L’Etna diventerà un grande laboratorio terrestre per studiare (gli analoghi) vulcani di Venere

L’Etna diventerà un grande laboratorio terrestre per studiare (gli analoghi) vulcani di Venere.

28 Gennaio 2024 - 00:53

L’Etna, il vulcano attivo che domina la Sicilia ed il più importante d’Europa, non è solo una meraviglia naturale, ma potrebbe anche essere la chiave per comprendere i segreti dei vulcani di Venere, il pianeta gemello della Terra. In un mondo in cui l’esplorazione spaziale diventa sempre più ambiziosa, lo studio dei vulcani venusiani è diventato un obiettivo cruciale per le future missioni spaziali.

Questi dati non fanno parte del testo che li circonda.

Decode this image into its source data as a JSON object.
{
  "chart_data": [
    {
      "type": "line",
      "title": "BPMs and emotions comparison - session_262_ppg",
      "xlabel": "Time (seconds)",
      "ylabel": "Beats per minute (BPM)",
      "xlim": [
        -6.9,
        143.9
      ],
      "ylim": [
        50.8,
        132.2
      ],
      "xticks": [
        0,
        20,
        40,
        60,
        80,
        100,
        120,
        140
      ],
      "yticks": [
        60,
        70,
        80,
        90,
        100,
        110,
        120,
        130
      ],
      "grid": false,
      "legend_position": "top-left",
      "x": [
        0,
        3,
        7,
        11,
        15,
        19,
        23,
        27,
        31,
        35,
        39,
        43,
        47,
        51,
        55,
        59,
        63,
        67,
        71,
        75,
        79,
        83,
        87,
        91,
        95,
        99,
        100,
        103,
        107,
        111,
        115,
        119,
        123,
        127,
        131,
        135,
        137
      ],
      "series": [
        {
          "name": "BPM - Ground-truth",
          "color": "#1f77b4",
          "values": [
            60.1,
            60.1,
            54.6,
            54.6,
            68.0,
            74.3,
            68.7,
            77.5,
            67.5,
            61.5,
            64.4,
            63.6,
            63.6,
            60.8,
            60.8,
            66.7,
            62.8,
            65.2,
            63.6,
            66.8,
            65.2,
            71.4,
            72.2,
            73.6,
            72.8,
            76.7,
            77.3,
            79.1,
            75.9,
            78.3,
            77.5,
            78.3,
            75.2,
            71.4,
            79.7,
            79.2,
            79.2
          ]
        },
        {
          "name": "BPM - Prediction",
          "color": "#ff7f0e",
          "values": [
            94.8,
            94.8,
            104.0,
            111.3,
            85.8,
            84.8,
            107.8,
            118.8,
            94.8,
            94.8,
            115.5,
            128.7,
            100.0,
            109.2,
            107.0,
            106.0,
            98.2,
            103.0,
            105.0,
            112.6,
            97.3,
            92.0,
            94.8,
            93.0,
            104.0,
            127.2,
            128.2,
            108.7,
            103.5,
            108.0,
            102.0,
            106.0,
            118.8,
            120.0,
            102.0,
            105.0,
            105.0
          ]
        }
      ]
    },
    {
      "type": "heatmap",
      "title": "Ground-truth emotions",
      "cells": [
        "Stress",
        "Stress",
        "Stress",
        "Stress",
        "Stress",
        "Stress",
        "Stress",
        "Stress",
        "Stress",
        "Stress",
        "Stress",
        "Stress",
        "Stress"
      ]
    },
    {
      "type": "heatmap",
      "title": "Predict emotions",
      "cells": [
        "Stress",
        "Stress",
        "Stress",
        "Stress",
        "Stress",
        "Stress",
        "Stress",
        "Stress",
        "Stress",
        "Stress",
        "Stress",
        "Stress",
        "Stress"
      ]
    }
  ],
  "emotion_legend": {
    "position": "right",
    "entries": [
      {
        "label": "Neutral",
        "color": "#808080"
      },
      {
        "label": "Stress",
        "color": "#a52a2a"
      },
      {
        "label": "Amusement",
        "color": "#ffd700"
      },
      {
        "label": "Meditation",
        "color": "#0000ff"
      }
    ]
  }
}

Un team di ricercatori internazionali, guidato dall’Istituto Nazionale di Astrofisica (INAF) in collaborazione con gli esperti vulcanologi dell’Osservatorio Etneo dell’Istituto Nazionale di Geofisica e Vulcanologia (INGV-OE), ha individuato nell’Etna un analogo terrestre ideale per lo studio di Idunn Mons, un vulcano su Venere che potrebbe essere ancora attivo.

L’etna Diventerà Un Grande Laboratorio Terrestre Per Studiare (gli Analoghi) Vulcani Di Venere

L’Etna si conferma non solo come un’icona paesaggistica, ma anche come un laboratorio vivente per esplorare i misteri dei vulcani di Venere, aprendo nuove prospettive per l’umanità nell’esplorazione del sistema solare e oltre.

Le ricerche sull’Etna consentiranno ai geologi di testare metodologie innovative per monitorare l’attività vulcanica su Venere, utilizzando tecniche avanzate di analisi radar. Piero D’Incecco, primo autore dello studio e ricercatore presso l’INAF d’Abruzzo, sottolinea che le somiglianze morfologiche tra le strutture vulcaniche di Idunn Mons e i coni di scorie dell’Etna sono fondamentali per comprendere i processi geologici alla base del vulcanismo venusiano.

Stefano Branca, direttore dell’Osservatorio Etneo dell’INGV e coautore dello studio, evidenzia il ruolo cruciale dell’Etna come laboratorio naturale per la comunità scientifica italiana e internazionale. Grazie al suo sistema di monitoraggio multiparametrico, l’Etna è uno dei vulcani più studiati al mondo, offrendo preziose opportunità di ricerca in diversi campi della scienza.

L’Etna non è solo un punto di riferimento per gli studiosi del vulcanismo, ma offre anche una posizione privilegiata per la raccolta di campioni di lava, fondamentali per confrontare le caratteristiche geologiche con quelle dei vulcani venusiani. La facilità di accesso e la possibilità di condurre osservazioni in-situ lo rendono un luogo ideale per condurre studi approfonditi sulle attività vulcaniche.

Le future missioni spaziali dedicate a Venere, tra cui la NASA VERITAS e DAVINCI, la missione ESA EnVision e la missione ISRO Shukrayaan-1, pongono l’accento sull’importanza di comprendere il vulcanismo venusiano per affrontare sfide cruciali nell’esplorazione spaziale.

Lo studio “Mount Etna as a terrestrial laboratory to investigate recent volcanic activity on Venus by future missions: a comparison with Idunn Mons, Venus” è stato pubblicato sulla rinomata rivista scientifica Icarus, evidenziando il contributo significativo di istituzioni e università di tutto il mondo, inclusa la NASA, l’Università di Londra, l’Accademia delle Scienze di Mosca, l’Indian Space Research Organisation (INDIA) e numerose altre istituzioni accademiche europee e internazionali.